Feel like bed is flying. Not sure where we're going. Hope there is candy.
Just did a line with a monopoly bill. Tell me I'm not fancy.
remind me to tell you what i found stuck to me this morning
i feel as if its time to shave my pubes but i should wait until before the party. nobody likes a sloppy drunk girl with a stubble-crotch.
story of my life.
Just found the bucket list I wrote when I was high...somehow I dont think "jello swimming pool" is gonna happen.
There are many reasons why he shouldn't come over. And each one is longer than his penis.
at one point last night, you were literally auctioning me off. "reeeally drunk hot girl ! we'll start the bidding at an ice cold corona. oh, we have a bidder! do i hear a shot of whiskey? going once, going twice.."
youre welcome
you went all the way to UK and still managed to hook up with someone from our highschool...
Next time we throw a party together I would appreciate it if you didn't try to get my friends to hook up with friends of yours you know have herpes
He's only a freshman and he needs to expirence shit like that..

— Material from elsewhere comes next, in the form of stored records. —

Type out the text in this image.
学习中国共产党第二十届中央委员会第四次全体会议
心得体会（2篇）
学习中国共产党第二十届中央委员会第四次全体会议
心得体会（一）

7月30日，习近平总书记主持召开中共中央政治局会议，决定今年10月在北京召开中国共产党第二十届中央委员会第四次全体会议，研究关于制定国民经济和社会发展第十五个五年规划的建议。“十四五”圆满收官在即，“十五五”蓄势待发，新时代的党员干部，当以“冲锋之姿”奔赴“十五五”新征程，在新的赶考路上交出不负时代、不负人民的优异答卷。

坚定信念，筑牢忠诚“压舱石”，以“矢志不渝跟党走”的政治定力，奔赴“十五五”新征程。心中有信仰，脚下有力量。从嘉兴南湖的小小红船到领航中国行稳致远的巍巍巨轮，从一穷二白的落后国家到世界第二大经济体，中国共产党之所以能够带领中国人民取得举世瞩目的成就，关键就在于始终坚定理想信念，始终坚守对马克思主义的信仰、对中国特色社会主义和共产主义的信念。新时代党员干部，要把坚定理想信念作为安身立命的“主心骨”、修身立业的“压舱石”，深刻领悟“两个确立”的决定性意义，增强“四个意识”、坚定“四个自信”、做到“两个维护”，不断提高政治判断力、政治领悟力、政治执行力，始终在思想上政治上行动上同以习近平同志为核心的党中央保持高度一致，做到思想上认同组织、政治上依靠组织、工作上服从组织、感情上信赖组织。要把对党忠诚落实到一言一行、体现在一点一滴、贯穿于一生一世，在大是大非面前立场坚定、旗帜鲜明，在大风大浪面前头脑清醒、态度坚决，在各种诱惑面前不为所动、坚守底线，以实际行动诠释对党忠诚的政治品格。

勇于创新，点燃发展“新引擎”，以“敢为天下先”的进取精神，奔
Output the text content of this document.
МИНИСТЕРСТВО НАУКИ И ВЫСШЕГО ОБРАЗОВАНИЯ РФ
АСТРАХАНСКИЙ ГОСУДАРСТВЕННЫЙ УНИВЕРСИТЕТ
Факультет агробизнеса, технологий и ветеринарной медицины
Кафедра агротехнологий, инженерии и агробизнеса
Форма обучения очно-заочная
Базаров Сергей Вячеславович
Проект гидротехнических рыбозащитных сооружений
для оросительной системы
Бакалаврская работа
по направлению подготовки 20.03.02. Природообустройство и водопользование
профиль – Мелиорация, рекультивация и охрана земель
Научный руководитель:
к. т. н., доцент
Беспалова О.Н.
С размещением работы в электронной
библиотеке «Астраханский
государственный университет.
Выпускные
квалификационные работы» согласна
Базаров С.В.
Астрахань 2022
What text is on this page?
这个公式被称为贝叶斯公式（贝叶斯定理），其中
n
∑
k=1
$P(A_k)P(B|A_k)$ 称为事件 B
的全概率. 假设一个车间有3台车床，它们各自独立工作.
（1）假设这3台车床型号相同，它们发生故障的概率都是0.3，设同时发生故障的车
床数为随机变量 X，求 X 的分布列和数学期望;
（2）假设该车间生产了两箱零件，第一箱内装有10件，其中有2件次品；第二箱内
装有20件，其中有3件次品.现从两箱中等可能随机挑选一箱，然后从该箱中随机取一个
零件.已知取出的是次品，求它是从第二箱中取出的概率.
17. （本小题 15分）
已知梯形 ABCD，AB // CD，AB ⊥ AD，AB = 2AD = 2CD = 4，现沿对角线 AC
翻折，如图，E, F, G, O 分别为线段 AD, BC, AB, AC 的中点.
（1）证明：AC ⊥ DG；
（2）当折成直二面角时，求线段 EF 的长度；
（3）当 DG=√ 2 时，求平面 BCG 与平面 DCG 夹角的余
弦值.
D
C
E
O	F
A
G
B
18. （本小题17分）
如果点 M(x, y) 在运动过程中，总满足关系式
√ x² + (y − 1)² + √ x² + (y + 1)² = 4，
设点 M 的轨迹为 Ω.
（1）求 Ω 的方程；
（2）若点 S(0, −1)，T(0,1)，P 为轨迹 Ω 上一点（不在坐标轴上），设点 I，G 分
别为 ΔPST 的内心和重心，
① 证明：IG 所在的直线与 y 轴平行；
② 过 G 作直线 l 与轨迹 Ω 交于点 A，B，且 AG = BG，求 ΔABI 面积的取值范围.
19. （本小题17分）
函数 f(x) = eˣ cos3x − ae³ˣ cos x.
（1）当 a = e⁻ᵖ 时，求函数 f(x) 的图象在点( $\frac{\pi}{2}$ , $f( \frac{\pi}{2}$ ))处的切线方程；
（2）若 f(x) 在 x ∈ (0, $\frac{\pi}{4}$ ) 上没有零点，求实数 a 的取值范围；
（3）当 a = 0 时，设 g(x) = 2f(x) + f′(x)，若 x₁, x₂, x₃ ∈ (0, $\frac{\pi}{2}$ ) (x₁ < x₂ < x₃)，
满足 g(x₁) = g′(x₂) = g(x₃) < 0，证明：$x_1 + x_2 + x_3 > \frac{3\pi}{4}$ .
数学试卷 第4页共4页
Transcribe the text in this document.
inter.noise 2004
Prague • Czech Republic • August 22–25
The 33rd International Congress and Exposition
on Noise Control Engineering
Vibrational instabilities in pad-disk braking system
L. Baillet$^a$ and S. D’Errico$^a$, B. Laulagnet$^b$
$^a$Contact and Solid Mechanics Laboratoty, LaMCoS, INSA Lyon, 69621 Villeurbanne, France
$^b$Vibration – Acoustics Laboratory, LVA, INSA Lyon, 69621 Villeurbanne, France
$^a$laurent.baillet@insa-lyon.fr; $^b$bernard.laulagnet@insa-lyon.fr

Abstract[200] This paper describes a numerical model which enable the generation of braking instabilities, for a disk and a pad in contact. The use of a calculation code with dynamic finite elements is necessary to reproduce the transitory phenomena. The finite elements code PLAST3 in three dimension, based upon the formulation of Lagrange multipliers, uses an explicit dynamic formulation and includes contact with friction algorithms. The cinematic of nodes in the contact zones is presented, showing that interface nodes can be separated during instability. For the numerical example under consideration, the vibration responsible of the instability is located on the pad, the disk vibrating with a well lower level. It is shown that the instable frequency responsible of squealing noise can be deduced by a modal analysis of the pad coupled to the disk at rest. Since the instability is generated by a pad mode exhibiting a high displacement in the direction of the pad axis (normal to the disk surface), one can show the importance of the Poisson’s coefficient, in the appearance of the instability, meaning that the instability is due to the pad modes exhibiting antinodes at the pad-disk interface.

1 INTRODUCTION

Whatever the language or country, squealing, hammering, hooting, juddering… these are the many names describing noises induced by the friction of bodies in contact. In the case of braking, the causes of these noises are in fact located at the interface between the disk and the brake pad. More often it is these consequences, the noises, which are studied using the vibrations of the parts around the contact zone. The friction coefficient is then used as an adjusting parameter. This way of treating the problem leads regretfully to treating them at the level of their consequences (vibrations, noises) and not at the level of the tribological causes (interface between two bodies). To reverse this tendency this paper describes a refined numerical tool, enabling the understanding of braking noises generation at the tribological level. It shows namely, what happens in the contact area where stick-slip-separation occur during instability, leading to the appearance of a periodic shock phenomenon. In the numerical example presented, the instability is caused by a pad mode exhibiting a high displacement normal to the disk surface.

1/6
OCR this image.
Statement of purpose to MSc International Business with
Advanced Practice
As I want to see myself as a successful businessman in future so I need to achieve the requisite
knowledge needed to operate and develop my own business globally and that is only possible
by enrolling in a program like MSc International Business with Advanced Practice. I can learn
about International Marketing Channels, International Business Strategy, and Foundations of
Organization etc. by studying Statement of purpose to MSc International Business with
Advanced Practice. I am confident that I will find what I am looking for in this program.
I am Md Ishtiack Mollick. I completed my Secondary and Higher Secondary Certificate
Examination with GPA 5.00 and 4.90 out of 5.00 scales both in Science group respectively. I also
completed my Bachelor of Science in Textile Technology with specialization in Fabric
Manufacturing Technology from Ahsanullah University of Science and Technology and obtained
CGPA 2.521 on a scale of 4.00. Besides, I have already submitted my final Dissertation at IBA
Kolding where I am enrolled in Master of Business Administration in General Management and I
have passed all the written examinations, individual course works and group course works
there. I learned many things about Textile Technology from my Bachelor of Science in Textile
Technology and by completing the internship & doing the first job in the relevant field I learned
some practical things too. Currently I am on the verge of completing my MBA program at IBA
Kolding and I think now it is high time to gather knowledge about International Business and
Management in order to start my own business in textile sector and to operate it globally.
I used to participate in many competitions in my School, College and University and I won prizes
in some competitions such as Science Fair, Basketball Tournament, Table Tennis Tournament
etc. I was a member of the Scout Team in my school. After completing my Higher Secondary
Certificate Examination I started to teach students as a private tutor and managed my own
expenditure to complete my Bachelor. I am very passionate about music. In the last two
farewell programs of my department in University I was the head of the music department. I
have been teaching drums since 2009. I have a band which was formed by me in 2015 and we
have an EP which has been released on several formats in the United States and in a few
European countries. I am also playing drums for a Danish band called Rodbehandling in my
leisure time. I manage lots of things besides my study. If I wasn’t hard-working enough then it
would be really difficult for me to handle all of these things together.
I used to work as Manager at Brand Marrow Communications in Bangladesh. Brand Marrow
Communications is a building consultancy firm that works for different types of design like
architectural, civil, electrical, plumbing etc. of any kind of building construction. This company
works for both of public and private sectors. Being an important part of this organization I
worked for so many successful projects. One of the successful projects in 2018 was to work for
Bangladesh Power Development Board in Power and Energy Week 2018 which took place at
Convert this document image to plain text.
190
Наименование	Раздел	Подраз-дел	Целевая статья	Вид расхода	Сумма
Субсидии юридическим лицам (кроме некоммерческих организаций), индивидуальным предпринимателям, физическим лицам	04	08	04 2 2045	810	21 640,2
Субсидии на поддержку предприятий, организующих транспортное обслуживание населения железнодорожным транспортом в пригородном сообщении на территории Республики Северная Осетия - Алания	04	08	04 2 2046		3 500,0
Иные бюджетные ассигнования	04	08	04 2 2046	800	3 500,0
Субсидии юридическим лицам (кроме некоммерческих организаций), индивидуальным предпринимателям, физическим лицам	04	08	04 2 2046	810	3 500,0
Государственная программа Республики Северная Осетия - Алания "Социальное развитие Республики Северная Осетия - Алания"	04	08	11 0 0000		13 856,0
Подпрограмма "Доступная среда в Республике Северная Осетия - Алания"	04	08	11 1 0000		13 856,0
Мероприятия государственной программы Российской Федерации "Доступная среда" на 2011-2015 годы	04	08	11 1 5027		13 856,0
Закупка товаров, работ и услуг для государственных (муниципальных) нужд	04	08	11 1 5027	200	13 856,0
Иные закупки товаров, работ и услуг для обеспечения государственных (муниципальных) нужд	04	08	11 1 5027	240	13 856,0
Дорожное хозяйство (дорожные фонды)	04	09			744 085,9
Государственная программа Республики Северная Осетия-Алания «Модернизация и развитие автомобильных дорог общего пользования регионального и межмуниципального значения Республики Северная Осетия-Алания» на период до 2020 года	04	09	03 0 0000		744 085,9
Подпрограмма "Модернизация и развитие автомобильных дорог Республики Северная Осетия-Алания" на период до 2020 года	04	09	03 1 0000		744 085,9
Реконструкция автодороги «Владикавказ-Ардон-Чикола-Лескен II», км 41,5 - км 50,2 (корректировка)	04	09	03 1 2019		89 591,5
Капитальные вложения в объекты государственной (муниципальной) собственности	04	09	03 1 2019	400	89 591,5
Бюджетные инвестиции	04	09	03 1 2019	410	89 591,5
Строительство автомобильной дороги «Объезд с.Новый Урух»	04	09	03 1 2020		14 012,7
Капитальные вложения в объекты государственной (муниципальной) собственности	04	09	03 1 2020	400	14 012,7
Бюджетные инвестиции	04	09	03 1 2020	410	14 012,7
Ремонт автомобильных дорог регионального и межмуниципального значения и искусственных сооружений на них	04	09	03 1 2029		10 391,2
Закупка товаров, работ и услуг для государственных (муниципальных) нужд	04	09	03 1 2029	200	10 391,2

YOU would be the Freshman Expirence
I drunkenly transformed into shehulk last night and lifted every single guy off the ground bc one guy told me that there was no way I was strong enough. Don't worry, I proved them wrong. Stupid stereotypical men.
Just streaked campus for a bottle of patron...maybe you're right...I might have a drinking problem...
What part of a retired stonemason dealing with your rock hard cock does not sound like you have the wrong number ?
The more I piece together last night the more I want to vomit it out of my brain.
When we left, you were on your third beer. When we came back to grab you, you had a pint glass half full of whiskey and had convinced the band to give you a microphone.